According to the draft proposal, IFR will contain either a set of complete financial statements or a set of condensed financial statements.
A set of complete financial statements is normally expected to include balance sheet, statement of profit and loss, cash flow statement and notes and other statements and explanatory material that are an integral part of the financial statements. Interim reports should include interim financial statements for periods as follows balance sheet as of the end of the current interim period and a comparative balance sheet as of the end of the immediately preceding financial year statements of profit and loss for the current interim period and cumulatively for the current financial year to date, with comparative statements of profit and loss for the comparable interim periods (current and year-to-date) of the immediately preceding financial year.
IFR will also include cash flow statement cumulatively for the current financial year to date, with a comparative statement for the comparable year-to-date period of the immediately preceding financial year.
In deciding how to recognise, measure, classify, or disclose an item for interim financial reporting purposes, materiality should be assessed in relation to the interim period financial data.
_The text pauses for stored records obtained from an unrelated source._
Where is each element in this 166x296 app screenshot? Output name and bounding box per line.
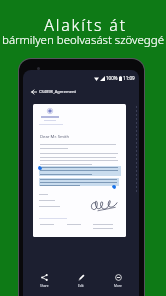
button[interactable]: More — [102, 272, 134, 290]
staticText: 11:09 — [123, 75, 135, 81]
button[interactable]: Back — [30, 88, 37, 95]
staticText: 100% — [106, 75, 118, 81]
staticText: More — [114, 284, 122, 288]
staticText: Dear Mr. Smith — [40, 134, 70, 140]
staticText: Share — [40, 284, 49, 288]
staticText: Alakíts át — [44, 14, 127, 36]
button[interactable]: Share — [28, 272, 60, 290]
button[interactable]: Edit — [65, 272, 97, 290]
staticText: CS4898_Agreement — [39, 89, 77, 94]
staticText: Edit — [78, 284, 84, 288]
staticText: bármilyen beolvasást szöveggé — [2, 32, 164, 48]
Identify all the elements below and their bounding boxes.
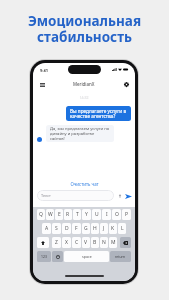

In making assessments of materiality, it should be recognised that interim measurements may rely on estimates to a greater extent than measurements of annual financial data.
An enterprise should apply the same accounting policies in its interim financial statements as are applied in its annual financial statements, except for accounting policy changes made after the date of the most recent annual financial statements that are to be reflected in the next annual financial statements. However, the frequency of an enterprise's reporting (annual, half-yearly, or quarterly) should not affect the measurement of its annual results. To achieve that objective, measurements for interim reporting purposes should be made on a year-to-date basis.
Revenues that are received seasonally or occasionally within a financial year should not be anticipated or deferred as of an interim date if anticipation or deferral would not be appropriate at the end of the enterprise's financial year.
Costs that are incurred unevenly during an enterprise's financial year should be anticipated or deferred for interim reporting purposes if, and only if, it is also appropriate to anticipate or defer that type of cost at the end of the financial year.